Actor Suranne Jones is struggling to stay upright on a wall in ferocious rain and wind amid the beautiful, bleak landscape of West Yorkshire. The crew battle to protect the camera and sound equipment from storm damage. I'm remembering how Nicola Shindler, our executive producer, burst out laughing when I returned from a gloriously sunny recce, worried that shooting in August and September wouldn't give us the wintry look that David Evans, our director, wanted.

David loves Sally Wainwright's emotional script, its mix of mystery and realism. It tells the story of convicted murderer Ruth Slater, played by Suranne, who - newly released from prison - embarks on a search for the sister she was forced to leave behind.

In the scene we're shooting now, Suranne as Ruth appears ghostly, haunting the inhabitants of her former home, the place where she committed murder. Sally dreamt the story one night in November 2007, told it to Nicola, who immediately arranged a meeting with Laura Mackie and Sally Haynes at ITV. They encouraged Red to commission the first script and then greenlit all three episodes when they read it. This was in February and by June we were in pre-production.

David and I wanted Sean Bobbitt to shoot this. He has worked on Steve McQueen's Hunger and I'm so thrilled that he wants to work with us. But knowing we have to shoot on HD, Sean will only take the job if he can use the Arri D21 camera, which shoots in Log F colourspace. Our graded pictures will look stunningly cinematic because of its greater dynamic range, and our workflow will speed up because Sean won't need a monitor and a video village set up, just his light meter. What's not to like? The camera's “fucking heavy”, says Sean.

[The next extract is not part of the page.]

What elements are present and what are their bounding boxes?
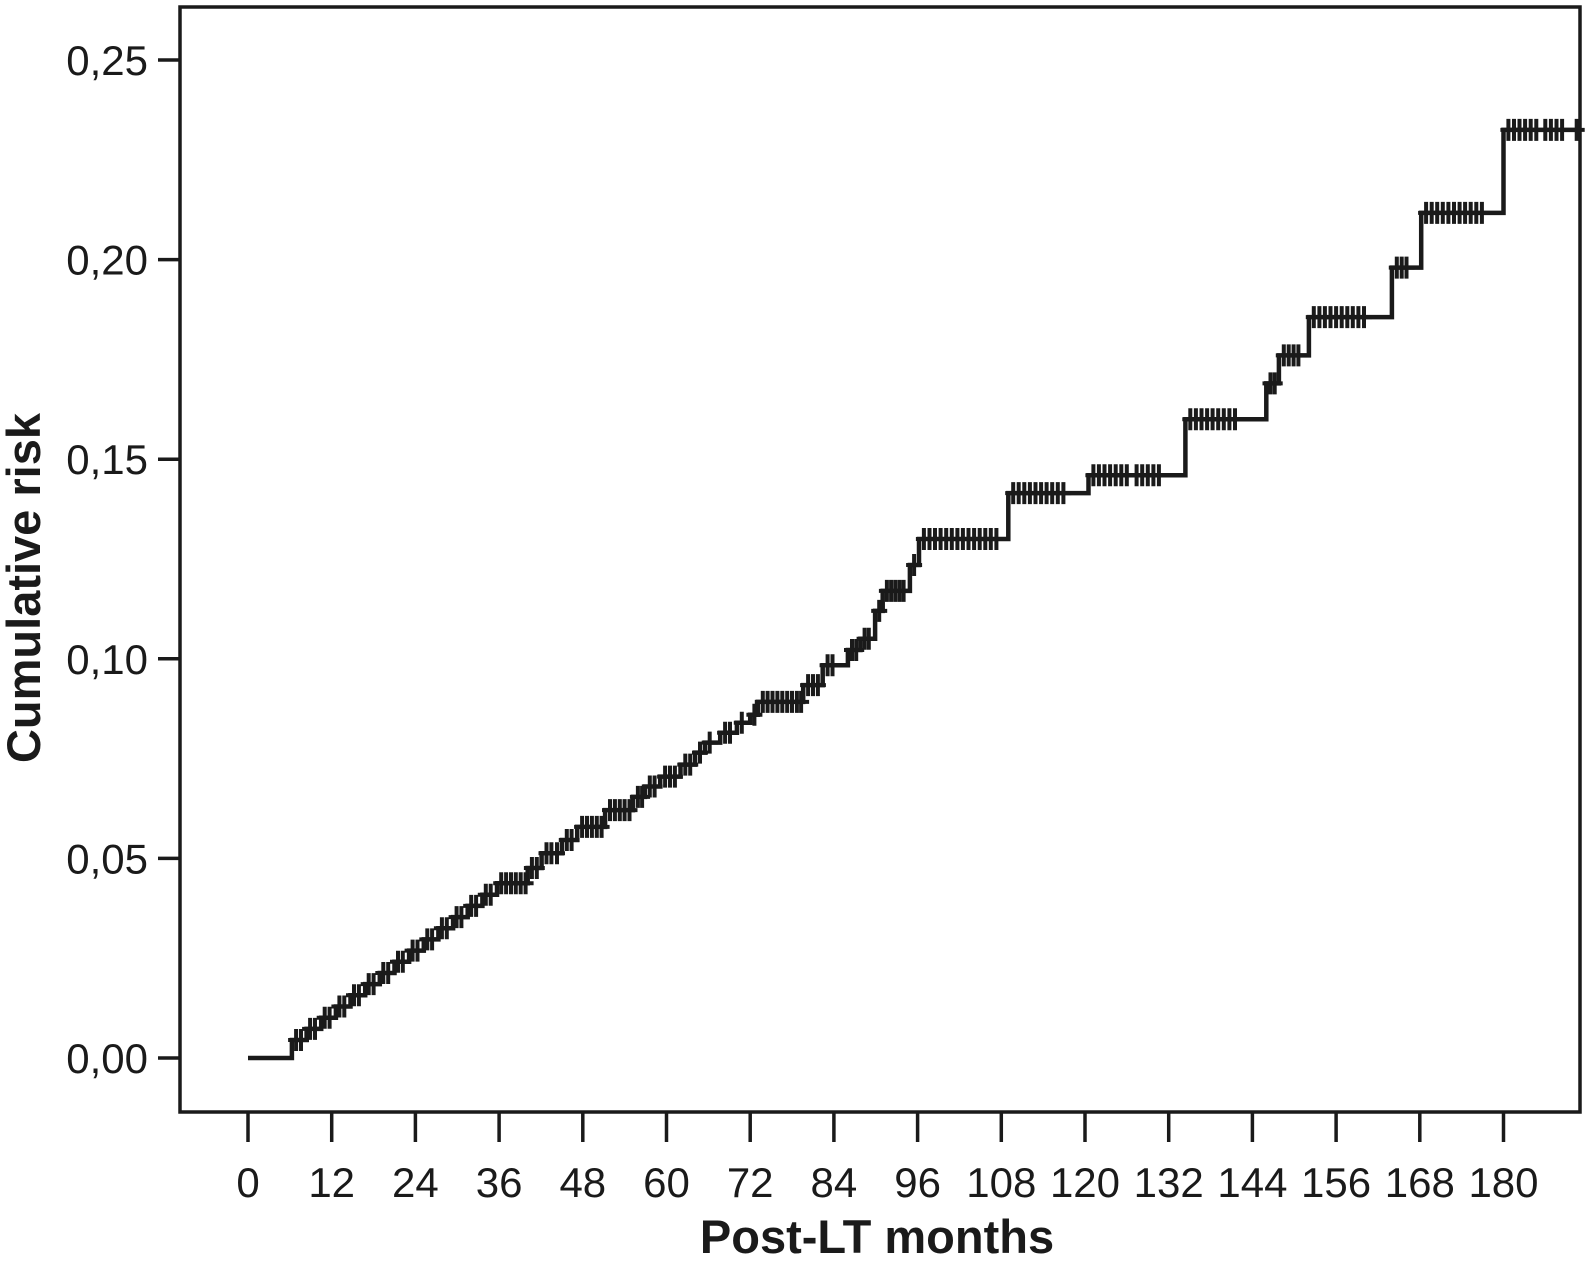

I persuade our line producer to make this set-up work within our budget. After all, Sean is a pioneer, pushing HD into new territory. Another location is Ruth's tower-block flat. Because of the extended latitude of Log F, we're able to see the panoramic view of Halifax outside and the actors inside, all correctly exposed.

Photos of the 12K HML lamp suspended from the giraffe crane on the roof, lighting the interior of the flat, have been flying around the internet: it's the first time it's been done in this country and consequently is awarded an accolade new to me: Rig of The Week.

It's stopped raining. The crane sweeps the camera round to capture Suranne on the wall. The shot is majestic on the monitor. Our editor Mark Elliott actually stood up and cheered when he saw it in the rushes.

This is the first time I've worked in the north of England and I am just loving this unfailingly committed and talented crew, who march back up the sodden field after five hours of sterling work, every one of them smiling - and bang on time for lunch, too.

Production company Red Production with the support of the Screen Yorkshire Production Fund
Director David Evans
Producer Karen Lewis
Executive producers Nicola Shindler; Sally Wainwright
Writer Sally Wainwright
Broadcast From Monday 12 January at 9pm on ITV1
Project summary Released after serving 15 years for the murder of two policemen, Ruth Slater searches for her sister, who doesn't remember her.

Karen Lewis: My tricks of the trade

Choose the best crew you can, value them and you're more than halfway there.
For a happy shoot and good morale, get the best caterers you can.
Sunglasses, fleece, wet weather gear , usually at the same time.
Listen, and resist making snap decisions.
Sat Nav for remote rural locations, no matter how clear movement orders are.
Blackberry or iPhone to get online if you need to stay in constant touch.